Background: The (p)ppGpp synthetase/guanosine-3’,5’-bis(diphosphate) 3’-pyrophosphohydrolase SpoT is a bifunctional bacterial enzyme that globally regulates physiological adaptation to various environmental stressors including antibiotics. We have previously demonstrated that multidrug-resistant (MDR) Acinetobacter baumannii upregulated SpoT in response to polymyxin treatment and disruption of the spoT gene resulted in enhanced polymyxin B susceptibility.
Aim: To elucidate the role of SpoT in rewiring the A. baumannii metabolome in response to polymyxin B treatment.
Methods: We performed comparative untargeted metabolomics of a spoT-disrupted A. baumannii AB5075 mutant versus the wild-type and compared the metabolome differences at 1 and 4 h post 2 mg/L polymyxin B treatment.
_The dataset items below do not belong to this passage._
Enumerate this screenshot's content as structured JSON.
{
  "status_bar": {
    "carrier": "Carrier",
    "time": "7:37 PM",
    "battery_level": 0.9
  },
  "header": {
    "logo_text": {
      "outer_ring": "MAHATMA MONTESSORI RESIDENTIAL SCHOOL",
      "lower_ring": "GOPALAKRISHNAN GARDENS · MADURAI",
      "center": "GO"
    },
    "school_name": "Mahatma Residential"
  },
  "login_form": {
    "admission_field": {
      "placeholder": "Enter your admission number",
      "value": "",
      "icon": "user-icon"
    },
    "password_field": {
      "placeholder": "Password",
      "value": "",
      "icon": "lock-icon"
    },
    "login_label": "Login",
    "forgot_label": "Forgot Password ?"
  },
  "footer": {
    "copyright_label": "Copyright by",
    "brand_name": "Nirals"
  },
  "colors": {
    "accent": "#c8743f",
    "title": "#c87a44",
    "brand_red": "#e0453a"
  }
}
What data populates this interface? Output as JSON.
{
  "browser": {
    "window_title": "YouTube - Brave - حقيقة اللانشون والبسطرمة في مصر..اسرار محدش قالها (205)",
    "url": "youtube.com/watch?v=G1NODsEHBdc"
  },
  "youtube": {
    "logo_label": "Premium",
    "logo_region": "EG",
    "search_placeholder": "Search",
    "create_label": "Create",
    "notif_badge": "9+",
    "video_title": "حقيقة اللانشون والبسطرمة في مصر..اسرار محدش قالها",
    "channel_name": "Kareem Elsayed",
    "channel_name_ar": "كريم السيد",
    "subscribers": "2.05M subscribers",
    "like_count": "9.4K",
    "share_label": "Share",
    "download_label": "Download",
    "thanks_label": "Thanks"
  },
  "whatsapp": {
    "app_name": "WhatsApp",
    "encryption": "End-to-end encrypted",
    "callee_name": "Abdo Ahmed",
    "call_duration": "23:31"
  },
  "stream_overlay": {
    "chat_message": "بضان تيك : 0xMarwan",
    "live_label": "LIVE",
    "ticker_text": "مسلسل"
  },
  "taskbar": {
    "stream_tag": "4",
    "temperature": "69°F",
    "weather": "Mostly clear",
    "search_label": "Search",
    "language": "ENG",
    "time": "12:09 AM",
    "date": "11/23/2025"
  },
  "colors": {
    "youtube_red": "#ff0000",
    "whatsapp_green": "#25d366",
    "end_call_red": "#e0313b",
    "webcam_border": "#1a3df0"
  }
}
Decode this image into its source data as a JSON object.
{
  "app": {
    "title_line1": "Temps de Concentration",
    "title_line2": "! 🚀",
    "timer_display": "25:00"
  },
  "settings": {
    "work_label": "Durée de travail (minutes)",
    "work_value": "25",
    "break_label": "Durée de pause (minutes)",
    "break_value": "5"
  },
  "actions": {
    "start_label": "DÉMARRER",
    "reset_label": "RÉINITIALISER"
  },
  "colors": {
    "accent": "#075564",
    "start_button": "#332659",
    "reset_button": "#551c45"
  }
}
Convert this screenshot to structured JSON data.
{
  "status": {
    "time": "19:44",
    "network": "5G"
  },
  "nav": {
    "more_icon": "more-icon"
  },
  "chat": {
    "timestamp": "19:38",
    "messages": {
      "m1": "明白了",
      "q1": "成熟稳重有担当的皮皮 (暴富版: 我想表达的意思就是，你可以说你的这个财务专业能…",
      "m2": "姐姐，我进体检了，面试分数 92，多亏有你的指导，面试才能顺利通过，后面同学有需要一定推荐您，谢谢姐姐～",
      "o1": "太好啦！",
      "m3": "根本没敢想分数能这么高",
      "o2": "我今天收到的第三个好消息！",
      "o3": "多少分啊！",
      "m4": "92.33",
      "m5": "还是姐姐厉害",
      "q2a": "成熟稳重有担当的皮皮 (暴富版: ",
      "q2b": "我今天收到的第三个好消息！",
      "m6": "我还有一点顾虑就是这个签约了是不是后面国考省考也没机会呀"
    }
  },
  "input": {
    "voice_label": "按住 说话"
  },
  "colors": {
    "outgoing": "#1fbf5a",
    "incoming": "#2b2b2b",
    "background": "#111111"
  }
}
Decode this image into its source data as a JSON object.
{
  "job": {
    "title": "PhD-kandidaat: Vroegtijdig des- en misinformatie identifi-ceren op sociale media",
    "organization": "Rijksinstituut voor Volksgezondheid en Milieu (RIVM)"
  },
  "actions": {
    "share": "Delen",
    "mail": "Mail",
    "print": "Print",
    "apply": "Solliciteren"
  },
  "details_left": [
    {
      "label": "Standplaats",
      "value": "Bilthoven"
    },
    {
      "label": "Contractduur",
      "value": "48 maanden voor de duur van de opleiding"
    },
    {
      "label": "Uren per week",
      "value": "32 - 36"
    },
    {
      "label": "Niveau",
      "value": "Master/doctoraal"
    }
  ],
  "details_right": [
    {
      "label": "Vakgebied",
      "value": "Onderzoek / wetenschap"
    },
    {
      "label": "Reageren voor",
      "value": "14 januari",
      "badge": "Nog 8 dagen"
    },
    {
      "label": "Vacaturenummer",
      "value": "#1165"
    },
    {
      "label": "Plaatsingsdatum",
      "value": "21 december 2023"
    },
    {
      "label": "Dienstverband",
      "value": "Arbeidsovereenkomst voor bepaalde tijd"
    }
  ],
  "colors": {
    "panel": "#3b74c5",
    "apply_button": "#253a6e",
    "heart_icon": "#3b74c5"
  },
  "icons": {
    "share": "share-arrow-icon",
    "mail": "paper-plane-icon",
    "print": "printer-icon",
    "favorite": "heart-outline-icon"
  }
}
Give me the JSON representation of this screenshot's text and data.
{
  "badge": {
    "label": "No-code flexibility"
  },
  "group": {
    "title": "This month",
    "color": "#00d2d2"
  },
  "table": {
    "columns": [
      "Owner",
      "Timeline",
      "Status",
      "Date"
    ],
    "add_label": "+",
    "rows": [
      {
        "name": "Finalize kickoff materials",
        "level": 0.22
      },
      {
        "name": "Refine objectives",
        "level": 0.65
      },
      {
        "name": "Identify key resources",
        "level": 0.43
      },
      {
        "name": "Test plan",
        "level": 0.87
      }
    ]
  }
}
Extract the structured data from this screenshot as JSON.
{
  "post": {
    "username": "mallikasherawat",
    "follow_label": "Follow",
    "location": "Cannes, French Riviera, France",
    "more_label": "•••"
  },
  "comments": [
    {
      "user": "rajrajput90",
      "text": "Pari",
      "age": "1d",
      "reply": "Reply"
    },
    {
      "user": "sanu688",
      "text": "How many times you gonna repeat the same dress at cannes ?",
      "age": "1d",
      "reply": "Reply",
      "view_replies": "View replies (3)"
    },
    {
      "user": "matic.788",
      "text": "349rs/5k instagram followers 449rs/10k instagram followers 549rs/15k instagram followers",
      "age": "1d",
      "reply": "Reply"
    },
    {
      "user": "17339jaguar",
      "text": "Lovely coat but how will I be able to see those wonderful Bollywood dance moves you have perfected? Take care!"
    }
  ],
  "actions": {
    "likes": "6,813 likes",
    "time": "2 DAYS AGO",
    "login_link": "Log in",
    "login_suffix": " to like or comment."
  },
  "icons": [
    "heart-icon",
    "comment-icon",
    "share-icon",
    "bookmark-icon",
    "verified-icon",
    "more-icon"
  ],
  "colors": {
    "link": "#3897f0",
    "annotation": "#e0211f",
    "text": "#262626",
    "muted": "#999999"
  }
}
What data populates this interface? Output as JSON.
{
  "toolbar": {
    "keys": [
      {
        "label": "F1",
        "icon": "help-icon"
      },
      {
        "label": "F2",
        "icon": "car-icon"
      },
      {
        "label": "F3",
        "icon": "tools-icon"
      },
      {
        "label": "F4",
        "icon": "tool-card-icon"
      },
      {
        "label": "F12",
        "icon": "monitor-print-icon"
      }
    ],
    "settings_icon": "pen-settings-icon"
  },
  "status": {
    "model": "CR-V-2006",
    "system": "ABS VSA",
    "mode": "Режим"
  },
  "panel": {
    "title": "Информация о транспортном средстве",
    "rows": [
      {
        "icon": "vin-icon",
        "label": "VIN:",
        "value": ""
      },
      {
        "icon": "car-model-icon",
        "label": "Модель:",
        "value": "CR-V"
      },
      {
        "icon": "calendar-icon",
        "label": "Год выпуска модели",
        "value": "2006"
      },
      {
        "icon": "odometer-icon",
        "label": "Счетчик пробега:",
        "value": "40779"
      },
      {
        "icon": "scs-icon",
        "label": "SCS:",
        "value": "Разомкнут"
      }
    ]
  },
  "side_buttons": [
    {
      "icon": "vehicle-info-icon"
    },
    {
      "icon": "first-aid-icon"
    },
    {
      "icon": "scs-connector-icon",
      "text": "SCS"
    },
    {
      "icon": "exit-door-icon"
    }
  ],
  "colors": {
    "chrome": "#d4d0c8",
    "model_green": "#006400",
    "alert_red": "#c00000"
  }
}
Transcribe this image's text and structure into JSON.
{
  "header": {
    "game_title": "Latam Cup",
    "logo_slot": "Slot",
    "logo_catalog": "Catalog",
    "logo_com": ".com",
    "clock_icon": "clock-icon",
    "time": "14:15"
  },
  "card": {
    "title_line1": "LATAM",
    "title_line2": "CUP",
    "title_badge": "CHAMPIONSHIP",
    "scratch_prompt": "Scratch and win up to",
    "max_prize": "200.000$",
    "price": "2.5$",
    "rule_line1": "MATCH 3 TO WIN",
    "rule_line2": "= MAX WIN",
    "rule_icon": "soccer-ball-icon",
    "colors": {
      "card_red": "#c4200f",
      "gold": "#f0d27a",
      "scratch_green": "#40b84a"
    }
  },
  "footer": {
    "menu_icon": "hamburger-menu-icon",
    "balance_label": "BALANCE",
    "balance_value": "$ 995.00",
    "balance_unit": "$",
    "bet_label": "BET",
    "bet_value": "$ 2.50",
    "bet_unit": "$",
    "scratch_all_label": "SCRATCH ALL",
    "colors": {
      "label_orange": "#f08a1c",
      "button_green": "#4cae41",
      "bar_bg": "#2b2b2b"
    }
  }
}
Results: The comparative metabolomics data revealed that following polymyxin B treatment the metabolome of the spoT mutant at 1 h was significantly depleted in guanine-based purines (i.e., guanosine triphosphate, guanosine diphosphate). This is reflective of impaired (p)ppGpp hydrolysis activity, possibly leading to lethal accumulation of the alarmone (p)ppGpp. Moreover, we observed a significant depletion of phosphoenolpyruvate, succinate, coenzyme A, nicotinamide adenine diphosphate, adenosine diphosphate, glutathione, gamma-L-glutamyl-L-cysteine and (R)-S-lactoylglutathione in the spoT mutant compared to wild-type at 1 h post treatment. Intriguingly, a distinctive time-dependent perturbation of fatty acids was evident following polymyxin B treatment in the spoT mutant relative to the wild-type, suggesting that the mutant maybe more reactive to the outer membrane disruption activity of polymyxin B.
Conclusions: Taken together, our findings highlighted the role of SpoT in coordinating nucleotide, carbon, energy, membrane homeostasis and antioxidant metabolism in A. baumannii in response to polymyxin B treatment.